- Associated Press - Friday, July 21, 2017

TRENTON, Mo. (AP) - Archers refer to the device as a kisser button, and Hannah Persell’s had fallen off.

And just days before the national competition.

True, many who wield a bow do not use a kisser button, a small plastic attachment to the string that provides an anchor point during the draw. The kisser button, pulled back against the archer’s lip, signals consistency. If the anchor point wanders, that spells trouble.

Hannah regarded this as much a mental setback as a physical one. More than half her life, the teenager has pulled on a bowstring. In competitions, she learned that what happens in her head matters as much as what happens with the rest of her body.

“You can either think, ‘Oh, that happened and I’m going to fix it,’ or ‘That happened and that’s why I’m going to do bad,’” she said. “It’s like any sport or competition. You just have to have the right attitude.”

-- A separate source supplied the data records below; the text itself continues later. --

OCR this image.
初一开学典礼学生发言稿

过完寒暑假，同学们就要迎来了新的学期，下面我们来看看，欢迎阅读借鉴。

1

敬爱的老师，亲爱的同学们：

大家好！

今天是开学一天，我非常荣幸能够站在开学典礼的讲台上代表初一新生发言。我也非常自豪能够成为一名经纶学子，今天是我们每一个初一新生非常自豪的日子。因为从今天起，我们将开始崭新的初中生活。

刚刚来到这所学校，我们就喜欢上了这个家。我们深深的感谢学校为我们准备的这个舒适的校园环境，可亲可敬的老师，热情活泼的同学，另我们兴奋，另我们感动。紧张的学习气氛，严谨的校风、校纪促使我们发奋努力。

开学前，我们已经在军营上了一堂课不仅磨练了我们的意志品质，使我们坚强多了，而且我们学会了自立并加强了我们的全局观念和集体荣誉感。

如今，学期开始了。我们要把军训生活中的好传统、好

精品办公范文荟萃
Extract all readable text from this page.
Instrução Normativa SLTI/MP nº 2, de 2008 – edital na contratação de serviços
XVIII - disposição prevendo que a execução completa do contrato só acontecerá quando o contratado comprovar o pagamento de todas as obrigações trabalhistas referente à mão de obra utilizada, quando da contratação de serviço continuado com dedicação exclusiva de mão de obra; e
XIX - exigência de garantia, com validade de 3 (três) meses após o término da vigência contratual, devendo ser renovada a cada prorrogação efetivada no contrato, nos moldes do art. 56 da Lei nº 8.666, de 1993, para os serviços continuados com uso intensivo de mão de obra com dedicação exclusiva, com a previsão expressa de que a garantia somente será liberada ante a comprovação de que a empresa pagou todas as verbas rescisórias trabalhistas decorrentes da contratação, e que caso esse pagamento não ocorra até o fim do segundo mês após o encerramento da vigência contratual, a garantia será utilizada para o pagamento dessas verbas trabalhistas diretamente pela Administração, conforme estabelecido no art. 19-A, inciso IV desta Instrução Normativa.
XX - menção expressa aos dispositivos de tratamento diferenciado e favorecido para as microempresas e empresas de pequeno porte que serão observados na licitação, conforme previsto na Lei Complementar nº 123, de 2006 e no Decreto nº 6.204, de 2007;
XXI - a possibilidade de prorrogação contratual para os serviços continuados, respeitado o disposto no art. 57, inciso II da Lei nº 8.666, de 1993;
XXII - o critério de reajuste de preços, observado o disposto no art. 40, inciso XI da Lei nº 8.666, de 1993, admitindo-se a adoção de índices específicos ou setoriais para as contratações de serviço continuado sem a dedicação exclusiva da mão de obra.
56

This fix-it formula has worked for the Trenton High School senior, who got her first bow for Christmas at age 7. Now 17, Hannah has competed four times at the 4-H Shooting Sports National Championships.

Last month, she took part on the Missouri recurve archery team, which finished first in the nation, the St. Joseph News-Press (https://bit.ly/2vujAZo ) reported.

In addition, Hannah serves as a shooting sports ambassador for 4-H, the 115-year-old youth development organization. With this, she helped emcee the awards ceremony on the final night of the event in Grand Island, Nebraska.

Her first trip to the championships, in 2014, required a different sort of fix. Before Hannah could try out for compound bow team, she broke her arm.

Instead, she earned a place on the hunting skills team, which has a knowledge-based component (wildlife identification, field decision-making) to go with three shooting components, archery, shotgun clays and small-bore rifle.

She finished second overall, about .13 points behind the champion.

“That first year at nationals, that was the game-changer for me,” Hannah said. “I was wanting to try more disciplines, because I wanted to keep going back to nationals.”

In 2015, the teenager competed in small-bore rifles, and the Missouri team finished fifth overall. In 2016, Hannah took part on the muzzleloading rifle team, which finished first nationally.

“Outdoorsy” . that’s how Hannah describes her growing up. Her father, Shane, began taking her hunting as a preschooler. Her mother, Anna, has since 1994 has been a natural resource manager at Missouri state parks.

At each of the family’s stops - Weston Bend, Big Lake, Knob Noster - Hannah furthered her outdoor education. That continues at Crowder State Park, where the Persells live on the grounds.

Hannah joined 4-H at age 8, and she credits the organization with much more than her shooting acumen.

“When I was younger, my mother put me in everything . Girl Scouts, cheerleading, soccer. I thought (4-H) is just another one of those things,” she recalled.

The girl was shy, and a trip to Walmart would become an exercise in avoiding eye contact. “My mom would say, ‘Hannah, you have to talk to these people,’” she recalled. “Now, it’s like the complete opposite. We’ll be walking through some random grocery store and I’ll be talking to some stranger.”

This particular life skill has borne fruit at the national championships, where she had to speak in front of more than 1,000 people at the awards ceremony two weeks ago. It pays off this week as she attends an FFA leadership conference in Washington, D.C.

Last summer, Hannah was one of 30 high school students chosen for the Missouri Department of Agriculture’s Agribusiness Academy. Also last year, she got picked to attend the Missouri Youth Civic Leadership Summit, sponsored in part by 4-H.

In all her endeavors, including her plans to study agribusiness marketing after finishing high school next spring, Hannah recognizes that dealing with challenges in archery and firearms competitions can strengthen you for life’s other tests.

“If you go in with the thought process of, ‘I’m going to struggle today,’ you’re going to have difficulty,” the teenager said.

As a philosophy, that seems right on target.